I am advising our clients, if their companies are prepared to go to market, sell now! You may not get another chance like this for another five to seven years. Valuations are high and buyers are paying premiums for well-run companies.

However, business owners shouldn’t rush to sell their businesses simply because the market is strong. Analysts insist that to maximize value, business owners must prepare their business for sale before going to market. Buyers have become much more cautious and sophisticated in their due diligence processes since the Great Recession of 2008-2009.

Today, 15 major areas that buyers look at closely when examining a company to purchase are the company’s:

  1. Historical financial statements and related financial metrics, as well as the reasonableness of the target’s financial projections of its future performance;
  2. Technology/intellectual property;
  3. Customer base, its concentration and sales pipeline;
  4. Strategic fit with the buyer’s organization (cultural);
  5. Contracts and commitments to suppliers, employees, contractors, lenders and senior management;
  6. Past, present and potential future litigation;
  7. Tax matters and understanding of any tax-loss carryforwards;
  8. Governance documents and general corporate matters;
  9. Overall operations and its cybersecurity protocols;
  10. Related party transactions;
  11. Regulatory filings and compliance issues;
  12. Production/sourcing/suppliers and related matters for products and services offered by the target company;
  13. Marketing and sales strategies and agreements related to the sales of the company’s products and services.
  14. Competitive landscape and market analysis of the industry sector the target company serves; and,
  15. SWOT (strengths, weaknesses, opportunities and threats) analysis.

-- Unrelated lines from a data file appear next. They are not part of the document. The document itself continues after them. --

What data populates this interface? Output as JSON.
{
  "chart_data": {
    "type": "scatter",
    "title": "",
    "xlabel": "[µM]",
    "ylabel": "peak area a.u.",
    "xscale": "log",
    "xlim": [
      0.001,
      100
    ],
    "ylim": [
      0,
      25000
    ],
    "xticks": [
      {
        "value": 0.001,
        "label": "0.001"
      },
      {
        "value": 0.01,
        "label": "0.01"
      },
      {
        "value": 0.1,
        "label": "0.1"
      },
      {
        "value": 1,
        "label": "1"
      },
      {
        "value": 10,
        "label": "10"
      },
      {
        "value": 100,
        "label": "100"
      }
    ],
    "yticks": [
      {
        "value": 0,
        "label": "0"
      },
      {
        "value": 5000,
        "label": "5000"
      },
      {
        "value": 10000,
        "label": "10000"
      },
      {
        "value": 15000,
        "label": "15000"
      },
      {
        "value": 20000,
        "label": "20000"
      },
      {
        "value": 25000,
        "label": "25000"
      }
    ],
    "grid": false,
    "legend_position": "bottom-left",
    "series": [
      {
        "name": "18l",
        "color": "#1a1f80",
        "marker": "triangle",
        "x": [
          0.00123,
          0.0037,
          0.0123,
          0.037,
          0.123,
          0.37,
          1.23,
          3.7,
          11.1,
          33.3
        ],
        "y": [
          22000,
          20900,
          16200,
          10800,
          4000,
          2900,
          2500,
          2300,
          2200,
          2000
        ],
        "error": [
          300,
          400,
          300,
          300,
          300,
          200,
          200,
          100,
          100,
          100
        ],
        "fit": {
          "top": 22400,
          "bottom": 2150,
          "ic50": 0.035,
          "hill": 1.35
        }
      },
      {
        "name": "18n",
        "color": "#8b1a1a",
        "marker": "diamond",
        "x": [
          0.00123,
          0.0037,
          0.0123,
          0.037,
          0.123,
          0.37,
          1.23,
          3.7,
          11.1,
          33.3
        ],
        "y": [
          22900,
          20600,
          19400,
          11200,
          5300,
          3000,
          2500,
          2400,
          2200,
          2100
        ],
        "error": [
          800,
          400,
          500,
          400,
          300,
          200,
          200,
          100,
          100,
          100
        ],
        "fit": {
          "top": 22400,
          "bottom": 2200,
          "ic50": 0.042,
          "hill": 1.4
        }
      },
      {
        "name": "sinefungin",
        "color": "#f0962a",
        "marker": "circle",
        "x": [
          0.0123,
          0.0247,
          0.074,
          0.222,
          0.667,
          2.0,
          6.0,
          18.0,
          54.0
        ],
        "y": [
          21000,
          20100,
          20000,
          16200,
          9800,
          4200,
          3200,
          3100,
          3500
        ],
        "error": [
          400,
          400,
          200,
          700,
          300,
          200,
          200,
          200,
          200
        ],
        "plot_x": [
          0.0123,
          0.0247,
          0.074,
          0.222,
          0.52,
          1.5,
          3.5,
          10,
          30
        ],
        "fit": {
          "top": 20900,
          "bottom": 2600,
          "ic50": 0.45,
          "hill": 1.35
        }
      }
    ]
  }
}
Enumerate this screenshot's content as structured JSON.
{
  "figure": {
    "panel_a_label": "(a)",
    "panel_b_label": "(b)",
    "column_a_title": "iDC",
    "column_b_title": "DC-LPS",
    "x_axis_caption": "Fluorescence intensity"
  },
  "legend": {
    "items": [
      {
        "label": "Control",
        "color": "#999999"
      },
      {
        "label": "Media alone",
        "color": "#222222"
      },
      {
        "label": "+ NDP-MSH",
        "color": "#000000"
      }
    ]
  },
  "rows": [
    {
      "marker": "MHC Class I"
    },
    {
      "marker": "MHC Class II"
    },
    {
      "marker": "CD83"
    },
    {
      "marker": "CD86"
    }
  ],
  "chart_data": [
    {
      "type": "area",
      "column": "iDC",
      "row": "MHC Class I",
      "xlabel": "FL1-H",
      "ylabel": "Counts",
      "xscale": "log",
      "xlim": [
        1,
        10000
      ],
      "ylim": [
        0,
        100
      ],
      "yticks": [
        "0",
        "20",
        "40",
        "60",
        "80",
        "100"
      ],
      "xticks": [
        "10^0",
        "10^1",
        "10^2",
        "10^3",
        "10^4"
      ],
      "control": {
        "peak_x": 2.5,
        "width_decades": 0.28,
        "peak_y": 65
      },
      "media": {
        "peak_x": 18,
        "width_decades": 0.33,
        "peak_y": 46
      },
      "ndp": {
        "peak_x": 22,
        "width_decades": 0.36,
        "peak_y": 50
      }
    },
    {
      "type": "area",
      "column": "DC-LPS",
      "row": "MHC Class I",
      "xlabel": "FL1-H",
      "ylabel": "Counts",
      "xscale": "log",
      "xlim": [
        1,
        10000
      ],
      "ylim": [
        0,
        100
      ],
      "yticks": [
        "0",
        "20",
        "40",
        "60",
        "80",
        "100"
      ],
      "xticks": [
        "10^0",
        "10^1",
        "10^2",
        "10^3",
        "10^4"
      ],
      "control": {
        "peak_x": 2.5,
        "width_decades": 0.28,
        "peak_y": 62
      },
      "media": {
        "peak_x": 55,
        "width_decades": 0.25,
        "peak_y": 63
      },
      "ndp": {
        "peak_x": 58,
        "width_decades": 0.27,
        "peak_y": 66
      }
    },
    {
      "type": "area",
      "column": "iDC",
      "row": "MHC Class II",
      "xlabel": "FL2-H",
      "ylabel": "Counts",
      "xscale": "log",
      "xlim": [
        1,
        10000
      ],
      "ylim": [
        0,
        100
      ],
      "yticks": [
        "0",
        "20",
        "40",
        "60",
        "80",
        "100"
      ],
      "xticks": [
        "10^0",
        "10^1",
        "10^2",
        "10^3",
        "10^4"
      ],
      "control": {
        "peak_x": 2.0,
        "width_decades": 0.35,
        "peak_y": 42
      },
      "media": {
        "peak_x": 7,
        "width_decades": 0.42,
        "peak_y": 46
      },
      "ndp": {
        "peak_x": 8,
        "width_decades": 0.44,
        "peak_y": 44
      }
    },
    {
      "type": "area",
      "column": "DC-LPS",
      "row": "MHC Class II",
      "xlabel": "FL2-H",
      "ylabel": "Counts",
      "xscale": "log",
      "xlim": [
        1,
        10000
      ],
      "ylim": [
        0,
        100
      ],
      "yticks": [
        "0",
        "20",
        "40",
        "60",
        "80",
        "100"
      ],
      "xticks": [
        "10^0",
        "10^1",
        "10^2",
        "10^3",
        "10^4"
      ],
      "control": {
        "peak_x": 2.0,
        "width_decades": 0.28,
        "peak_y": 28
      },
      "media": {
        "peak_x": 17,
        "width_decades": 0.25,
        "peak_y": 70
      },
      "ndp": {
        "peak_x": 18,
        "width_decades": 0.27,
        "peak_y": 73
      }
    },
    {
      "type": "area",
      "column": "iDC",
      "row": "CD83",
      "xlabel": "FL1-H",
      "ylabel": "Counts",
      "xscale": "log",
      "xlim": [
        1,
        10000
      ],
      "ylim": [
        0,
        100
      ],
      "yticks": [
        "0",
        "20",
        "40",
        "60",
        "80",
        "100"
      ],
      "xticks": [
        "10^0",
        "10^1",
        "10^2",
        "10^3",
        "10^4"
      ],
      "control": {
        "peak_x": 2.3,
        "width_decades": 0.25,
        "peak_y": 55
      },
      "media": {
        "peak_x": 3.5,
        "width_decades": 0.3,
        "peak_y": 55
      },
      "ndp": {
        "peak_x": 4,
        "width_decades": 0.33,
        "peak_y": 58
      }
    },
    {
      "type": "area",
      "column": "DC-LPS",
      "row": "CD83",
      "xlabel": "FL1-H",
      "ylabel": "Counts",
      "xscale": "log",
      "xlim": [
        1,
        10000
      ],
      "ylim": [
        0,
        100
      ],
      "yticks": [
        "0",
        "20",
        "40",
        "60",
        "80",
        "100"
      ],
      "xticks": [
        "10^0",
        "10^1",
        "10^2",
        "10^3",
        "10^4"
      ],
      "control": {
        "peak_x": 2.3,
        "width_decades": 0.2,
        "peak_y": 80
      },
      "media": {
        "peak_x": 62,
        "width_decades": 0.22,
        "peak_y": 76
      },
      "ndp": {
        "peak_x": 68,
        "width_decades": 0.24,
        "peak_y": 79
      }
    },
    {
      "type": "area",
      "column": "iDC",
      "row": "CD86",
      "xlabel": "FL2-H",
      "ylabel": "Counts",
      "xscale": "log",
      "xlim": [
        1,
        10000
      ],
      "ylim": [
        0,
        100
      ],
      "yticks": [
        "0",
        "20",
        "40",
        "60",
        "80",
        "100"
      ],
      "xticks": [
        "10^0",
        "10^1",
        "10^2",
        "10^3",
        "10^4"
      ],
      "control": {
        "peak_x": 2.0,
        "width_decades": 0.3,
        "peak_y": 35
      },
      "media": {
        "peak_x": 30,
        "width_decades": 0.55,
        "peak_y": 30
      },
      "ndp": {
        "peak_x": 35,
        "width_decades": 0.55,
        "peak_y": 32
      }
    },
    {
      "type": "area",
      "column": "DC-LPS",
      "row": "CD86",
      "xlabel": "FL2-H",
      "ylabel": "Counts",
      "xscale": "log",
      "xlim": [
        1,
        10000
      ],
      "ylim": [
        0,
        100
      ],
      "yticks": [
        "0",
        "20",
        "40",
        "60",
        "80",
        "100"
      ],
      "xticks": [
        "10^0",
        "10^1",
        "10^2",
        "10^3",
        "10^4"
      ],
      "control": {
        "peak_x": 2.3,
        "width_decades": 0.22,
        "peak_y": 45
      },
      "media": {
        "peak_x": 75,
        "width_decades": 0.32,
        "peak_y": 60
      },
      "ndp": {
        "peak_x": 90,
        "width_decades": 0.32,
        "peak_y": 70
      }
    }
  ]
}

Because buyers will slice and dice numbers every way possible to understand the business and any problems, risks and opportunities going forward, sellers can prepare their companies by putting themselves through the same due diligence process as buyers do to shore up the “soft underbelly” of the companies. It is always better to identify any “warts” in a business before going to market, versus during a buyer’s due diligence process. No one likes surprises. If buyers discover problems during the due diligence review, that was not disclosed by the seller in advance, it will usually cost the seller significantly.

Two Major Metrics to Know

I recommend to clients during the preparation to sell their businesses that they understand two major metrics about their businesses:

  1. A valuation of their business conducted by an independent certified valuation firm so they don’t over price or underprice their businesses; and
  2. A benchmarking study focusing on how they stack up against competitors in their industry. A comprehensive benchmarking study can focus on the due diligence items listed above.

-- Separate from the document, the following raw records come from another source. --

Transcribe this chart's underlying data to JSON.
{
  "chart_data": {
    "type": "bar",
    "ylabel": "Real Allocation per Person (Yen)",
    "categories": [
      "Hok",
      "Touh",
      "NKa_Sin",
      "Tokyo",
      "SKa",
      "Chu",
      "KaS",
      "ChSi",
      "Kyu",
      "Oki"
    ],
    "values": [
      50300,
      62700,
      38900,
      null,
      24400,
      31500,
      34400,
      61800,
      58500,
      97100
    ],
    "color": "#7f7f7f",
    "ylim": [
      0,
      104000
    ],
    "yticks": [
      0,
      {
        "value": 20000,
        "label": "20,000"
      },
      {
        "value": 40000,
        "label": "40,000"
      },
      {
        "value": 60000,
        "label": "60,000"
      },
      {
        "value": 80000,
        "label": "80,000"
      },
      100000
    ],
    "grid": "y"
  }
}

Both of those analyses and studies will point out key performance areas that are strong and/or could be problematic in the transaction process.

One new issue that is hurting some sellers in closing their transactions is their inability to attract new talent and retain current employees in this environment of record-low unemployment. In a separate report from Wells Fargo and Gallup published a couple of months ago, nearly one-fifth of small business owners cited hiring new staff and retaining current employees as their biggest challenge. Some experts note that the struggle to hire new talent is squeezing businesses’ organic growth efforts, making companies less attractive to buyers.

Given this current labor shortage environment, I am recommending to some of our clients that they consider inorganic growth (acquisition strategies) vs. organic growth only (build from within) as a part of their overall exit plan. A smart acquisition, such as purchasing a competitor’s well-run company, can add significant enterprise value, and therefore add significant shareholder value. In today’s market a solid acquisition, rolled up into your current company’s operations, can add more diversification, lower your risk profile and generate increased revenues and earnings.

Regardless of which strategies are employed, now is a good time to plan your exit strategies and prepare your company for sale. I remind them that “a bird in hand is worth two in the bush.”